Cecelia (Myrna Loy, looking absolutely ravishing) is the Apex predator who feasts upon the lean body and deep pockets of Tom Collier (Leslie Howard), a charmingly naïve man whose heart is held captive by his bedfellow Daisy Sage (Ann Harding). It seems Tom and Daisy were quite a thing for years, sharing intimacy and friendship without serious commitment as Daisy pursued her career of a designing woman and Artist. Until Cecelia meets Tom and uses her feminine wiles to rush him into marriage while Daisy is off painting in Europe. Tom’s father is a crushing bore, a man more in love with money (or the power that money brings) than his only son who barley supports himself by publishing artsy-fartsy books. Of course his father just fucking adores Cecelia who will mold him into both a good husband and a successful son. Daisy returns from Europe coincidentally on the day that Tom is going to announce his marriage with Cecelia and proclaims her desire for marriage and children with her paramour. Uncomfortable silence. Interestingly, Daisy and her affinity to Tom feels very similar to Midge and Scottie in Hitchcock’s masterpiece VERTIGO...but without the murders and domestic violence.

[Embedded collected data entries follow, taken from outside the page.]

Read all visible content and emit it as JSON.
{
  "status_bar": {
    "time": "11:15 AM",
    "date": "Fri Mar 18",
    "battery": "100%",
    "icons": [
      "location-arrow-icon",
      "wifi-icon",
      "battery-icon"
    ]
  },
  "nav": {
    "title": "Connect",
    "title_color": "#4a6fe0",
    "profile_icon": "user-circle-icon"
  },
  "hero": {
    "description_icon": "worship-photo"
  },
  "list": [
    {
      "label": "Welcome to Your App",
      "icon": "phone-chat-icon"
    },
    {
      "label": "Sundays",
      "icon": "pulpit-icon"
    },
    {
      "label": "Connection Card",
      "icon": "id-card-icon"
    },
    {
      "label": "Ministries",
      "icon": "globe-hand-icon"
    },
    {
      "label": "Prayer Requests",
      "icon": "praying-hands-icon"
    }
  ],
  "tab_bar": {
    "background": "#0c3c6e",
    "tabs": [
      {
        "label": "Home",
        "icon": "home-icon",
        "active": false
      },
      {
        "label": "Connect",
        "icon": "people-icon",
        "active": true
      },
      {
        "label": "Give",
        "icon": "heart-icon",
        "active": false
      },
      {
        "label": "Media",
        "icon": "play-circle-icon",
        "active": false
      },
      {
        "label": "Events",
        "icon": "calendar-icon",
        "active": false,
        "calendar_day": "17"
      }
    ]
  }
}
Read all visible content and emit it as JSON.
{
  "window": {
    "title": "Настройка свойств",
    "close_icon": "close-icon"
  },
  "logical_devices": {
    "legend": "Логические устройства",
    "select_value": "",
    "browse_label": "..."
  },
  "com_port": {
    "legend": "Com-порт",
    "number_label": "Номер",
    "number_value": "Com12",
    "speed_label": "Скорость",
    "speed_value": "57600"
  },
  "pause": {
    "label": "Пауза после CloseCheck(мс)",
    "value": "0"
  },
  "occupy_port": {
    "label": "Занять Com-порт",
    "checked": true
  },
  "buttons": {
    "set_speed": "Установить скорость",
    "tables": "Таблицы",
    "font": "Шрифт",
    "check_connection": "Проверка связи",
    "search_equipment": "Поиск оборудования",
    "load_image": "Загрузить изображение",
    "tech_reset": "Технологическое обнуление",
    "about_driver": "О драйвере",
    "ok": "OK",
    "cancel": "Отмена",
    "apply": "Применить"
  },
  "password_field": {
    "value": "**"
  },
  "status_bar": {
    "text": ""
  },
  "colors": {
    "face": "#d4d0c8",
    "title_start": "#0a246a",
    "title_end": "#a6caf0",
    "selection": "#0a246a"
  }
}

The relationship between Daisy and Tom is one of trust and friendship, two people who have shared their bed out of wedlock (Oh, the shame!) and mutually support one another in both body and soul. Cecelia’s narcissism is cloaked in her wifely obligations to encourage Tom but her true face is eventually unmasked and what lies under her beauty can be purchased at any brother by leaving legal tender on the mantelpiece, in advance, thank you very much. It’s frustrating that it takes the good-natured Tom until the Final Act to realize her sex as reward/punishment to manipulate him into printing salacious (yet best selling) novels and selling his Publishing Company so she can move to the city and be near the Socialites...and his father’s checkbook. And Daisy is his Queen of Hearts who refuses to interfere in their marriage yet adroitly understands that friendship is an impossibility; but still she struggles like an animal in a trap while retaining her human identity and integrity. One wonderful and healthy relationship that Tom displays is his affection for Red, his male ex-prizefighting Butler. Their Platonic love for each other remains unspoken (as it often does between men) yet shines through in their scenes together. That Cecelia and his father both find fault with the unrefined servant is a critique upon them, not Red or Tom.

Though the film resolves without a murder, suicide or some other violent catastrophe Tom is finally able to lay his cards on the table or, more precisely, his father’s check on the mantelpiece.